The `__name__` variable is a special variable that is set by python. It's value
will be `__main__` when the module is being run directly, but *not* when the
module is being imported. This way you can write files that do something when
you run them directly, but can also be imported from without producing side
effects.


## Exercises

Create a file named `import_exercises.py` or a notebook named `import_exercises.ipynb` to do your work in.

1. Import and test 3 of the functions from your functions exercise file. Import each function in a different way:

    - import the module and refer to the function with the `.` syntax
    
    - use `from` to import the function directly
    
    - use `from` and give the function a different name


2. For this exercise, read about and use the [`itertools` module](https://docs.python.org/3/library/itertools.html) from the standard library to help you solve the problem.

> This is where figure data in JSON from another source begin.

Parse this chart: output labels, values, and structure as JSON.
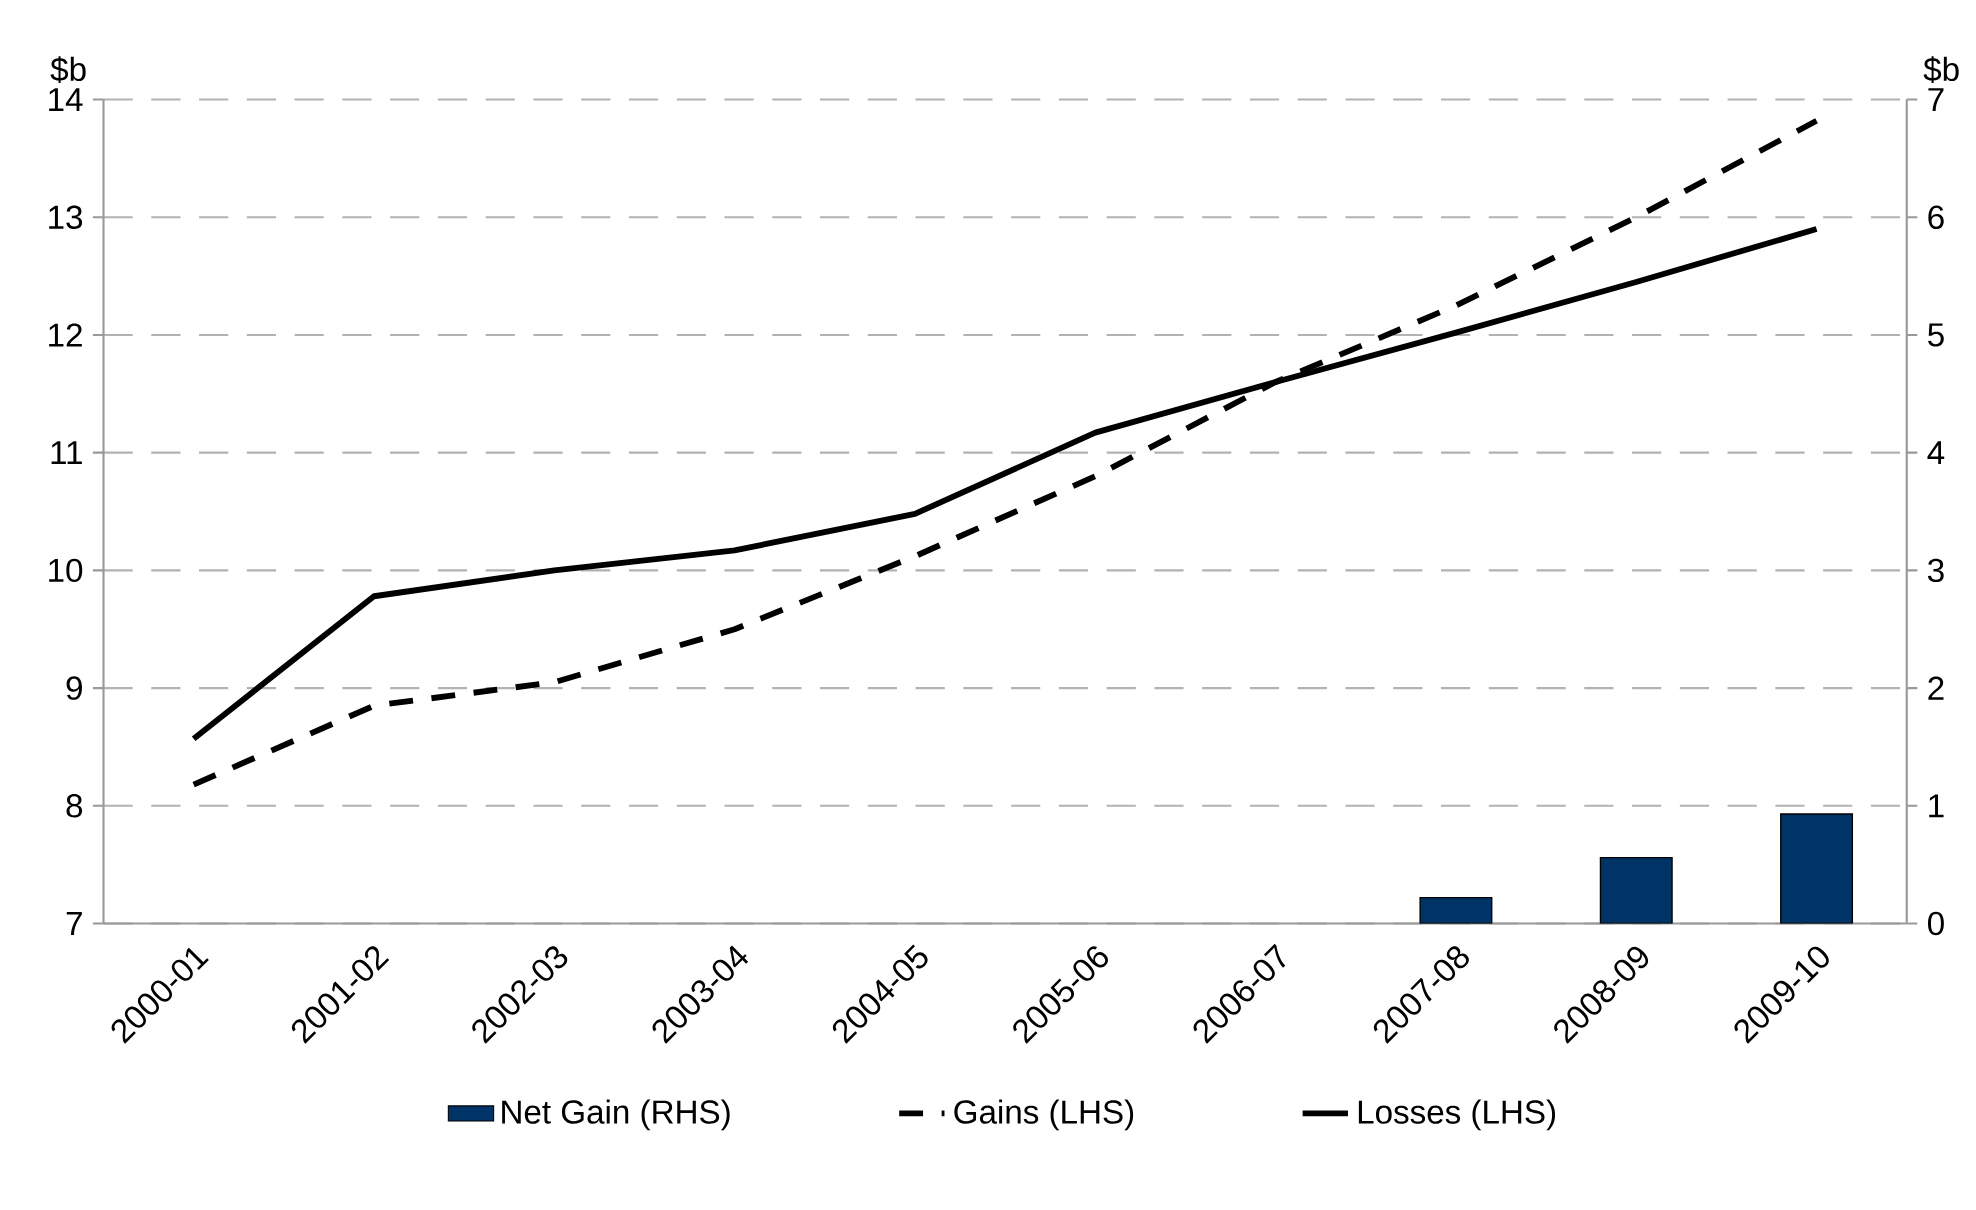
{
  "chart_data": {
    "type": "line",
    "ylabel": "$b",
    "y2label": "$b",
    "categories": [
      "2000-01",
      "2001-02",
      "2002-03",
      "2003-04",
      "2004-05",
      "2005-06",
      "2006-07",
      "2007-08",
      "2008-09",
      "2009-10"
    ],
    "series": [
      {
        "name": "Net Gain (RHS)",
        "type": "bar",
        "axis": "y2",
        "color": "#003366",
        "values": [
          null,
          null,
          null,
          null,
          null,
          null,
          null,
          0.22,
          0.56,
          0.93
        ]
      },
      {
        "name": "Gains (LHS)",
        "color": "#000000",
        "line_style": "dashed",
        "values": [
          8.18,
          8.85,
          9.05,
          9.5,
          10.12,
          10.8,
          11.6,
          12.25,
          13.0,
          13.82
        ]
      },
      {
        "name": "Losses (LHS)",
        "color": "#000000",
        "line_style": "solid",
        "values": [
          8.57,
          9.78,
          10.0,
          10.17,
          10.48,
          11.17,
          11.6,
          12.02,
          12.45,
          12.9
        ]
      }
    ],
    "ylim": [
      7,
      14
    ],
    "yticks": [
      7,
      8,
      9,
      10,
      11,
      12,
      13,
      14
    ],
    "y2lim": [
      0,
      7
    ],
    "y2ticks": [
      0,
      1,
      2,
      3,
      4,
      5,
      6,
      7
    ],
    "grid": "y",
    "legend": "bottom",
    "marker": "none"
  }
}
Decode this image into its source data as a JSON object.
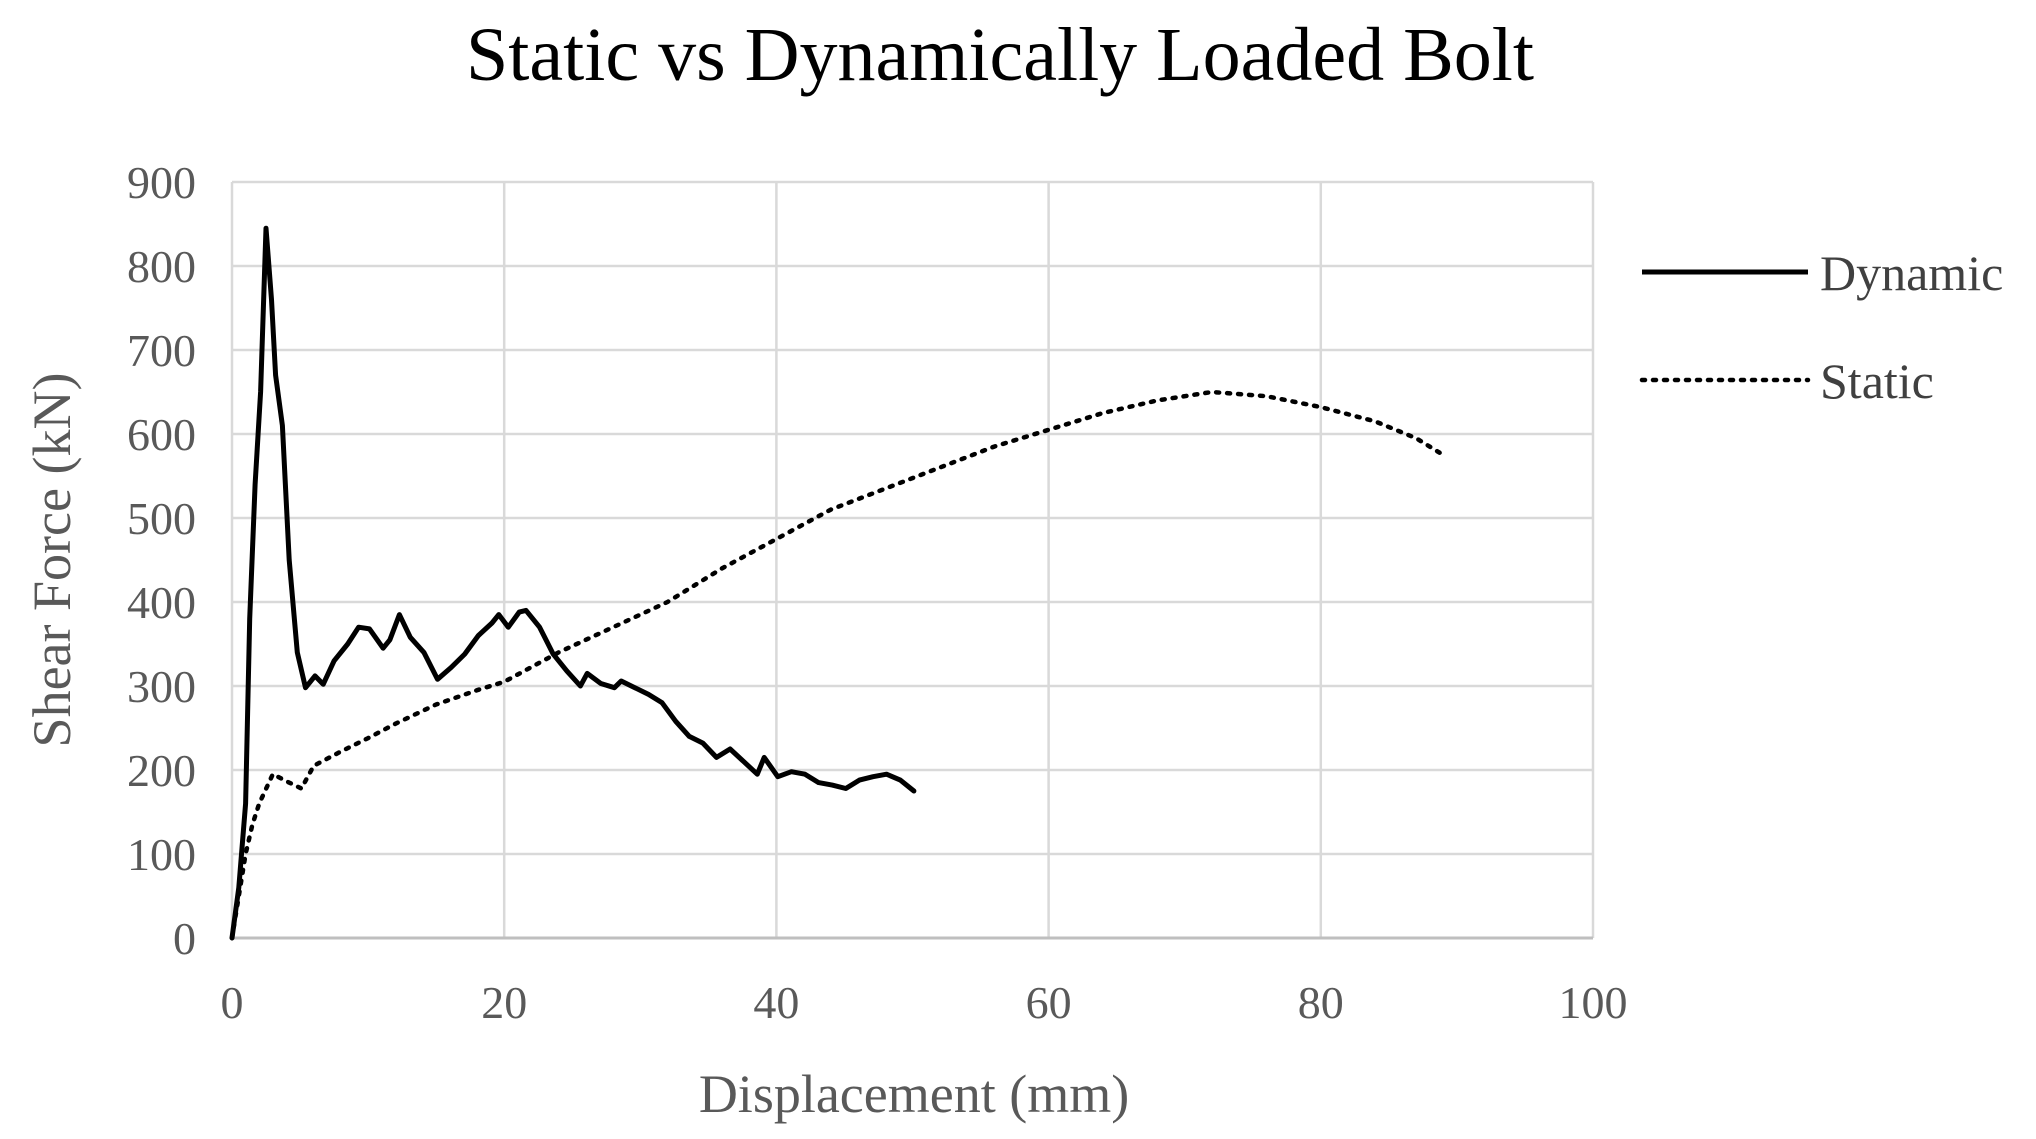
{
  "chart_data": {
    "type": "line",
    "title": "Static vs Dynamically Loaded Bolt",
    "xlabel": "Displacement (mm)",
    "ylabel": "Shear Force (kN)",
    "xlim": [
      0,
      100
    ],
    "ylim": [
      0,
      900
    ],
    "x_ticks": [
      0,
      20,
      40,
      60,
      80,
      100
    ],
    "y_ticks": [
      0,
      100,
      200,
      300,
      400,
      500,
      600,
      700,
      800,
      900
    ],
    "grid": true,
    "legend_position": "right",
    "series": [
      {
        "name": "Dynamic",
        "style": "solid",
        "color": "#000000",
        "points": [
          [
            0,
            0
          ],
          [
            0.5,
            60
          ],
          [
            1,
            160
          ],
          [
            1.3,
            380
          ],
          [
            1.7,
            540
          ],
          [
            2.1,
            650
          ],
          [
            2.5,
            845
          ],
          [
            2.9,
            760
          ],
          [
            3.2,
            670
          ],
          [
            3.7,
            610
          ],
          [
            4.2,
            450
          ],
          [
            4.8,
            340
          ],
          [
            5.4,
            298
          ],
          [
            6.1,
            312
          ],
          [
            6.7,
            302
          ],
          [
            7.5,
            330
          ],
          [
            8.5,
            350
          ],
          [
            9.3,
            370
          ],
          [
            10.1,
            368
          ],
          [
            11.1,
            345
          ],
          [
            11.6,
            355
          ],
          [
            12.3,
            385
          ],
          [
            13.1,
            358
          ],
          [
            14.1,
            340
          ],
          [
            15.1,
            308
          ],
          [
            16.1,
            322
          ],
          [
            17.1,
            338
          ],
          [
            18.1,
            360
          ],
          [
            19.1,
            375
          ],
          [
            19.6,
            385
          ],
          [
            20.3,
            370
          ],
          [
            21.1,
            388
          ],
          [
            21.6,
            390
          ],
          [
            22.6,
            370
          ],
          [
            23.6,
            338
          ],
          [
            24.6,
            318
          ],
          [
            25.6,
            300
          ],
          [
            26.1,
            315
          ],
          [
            27.1,
            303
          ],
          [
            28.1,
            298
          ],
          [
            28.6,
            306
          ],
          [
            29.6,
            298
          ],
          [
            30.6,
            290
          ],
          [
            31.6,
            280
          ],
          [
            32.6,
            258
          ],
          [
            33.6,
            240
          ],
          [
            34.6,
            232
          ],
          [
            35.6,
            215
          ],
          [
            36.6,
            225
          ],
          [
            37.6,
            210
          ],
          [
            38.6,
            195
          ],
          [
            39.1,
            215
          ],
          [
            40.1,
            192
          ],
          [
            41.1,
            198
          ],
          [
            42.1,
            195
          ],
          [
            43.1,
            185
          ],
          [
            44.1,
            182
          ],
          [
            45.1,
            178
          ],
          [
            46.1,
            188
          ],
          [
            47.1,
            192
          ],
          [
            48.1,
            195
          ],
          [
            49.1,
            188
          ],
          [
            50.1,
            175
          ]
        ]
      },
      {
        "name": "Static",
        "style": "dotted",
        "color": "#000000",
        "points": [
          [
            0,
            0
          ],
          [
            0.5,
            50
          ],
          [
            1,
            100
          ],
          [
            1.5,
            135
          ],
          [
            2,
            160
          ],
          [
            3,
            195
          ],
          [
            4.2,
            185
          ],
          [
            5.1,
            178
          ],
          [
            6,
            205
          ],
          [
            8,
            222
          ],
          [
            10,
            238
          ],
          [
            12,
            255
          ],
          [
            15,
            278
          ],
          [
            18,
            295
          ],
          [
            20,
            305
          ],
          [
            24,
            340
          ],
          [
            28,
            370
          ],
          [
            32,
            400
          ],
          [
            36,
            440
          ],
          [
            40,
            475
          ],
          [
            44,
            510
          ],
          [
            48,
            535
          ],
          [
            52,
            560
          ],
          [
            56,
            585
          ],
          [
            60,
            605
          ],
          [
            64,
            625
          ],
          [
            68,
            640
          ],
          [
            72,
            650
          ],
          [
            76,
            645
          ],
          [
            80,
            632
          ],
          [
            84,
            615
          ],
          [
            87,
            595
          ],
          [
            89,
            575
          ]
        ]
      }
    ]
  }
}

    - How many different ways can you combine the letters from "abc" with the numbers 1, 2, and 3?

    - How many different ways can you combine two of the letters from "abcd"?


3. Save [this file](https://gist.githubusercontent.com/ryanorsinger/f77e5ec94dbe14e21771/raw/d4a1f916723ca69ac99fdcab48746c6682bf4530/profiles.json) as `profiles.json` inside of your exercises directory. Use the `load` function from the `json` module to open this file, it will produce a list of dictionaries. Using this data, write some code that calculates and outputs the following information:

    - Total number of users

    - Number of active users
    
    - Number of inactive users
    
    - Grand total of balances for all users
    
    - Average balance per user
    
    - User with the lowest balance
    
    - User with the highest balance
    
    - Most common favorite fruit
    
    - Least most common favorite fruit
    
    - Total number of unread messages for all users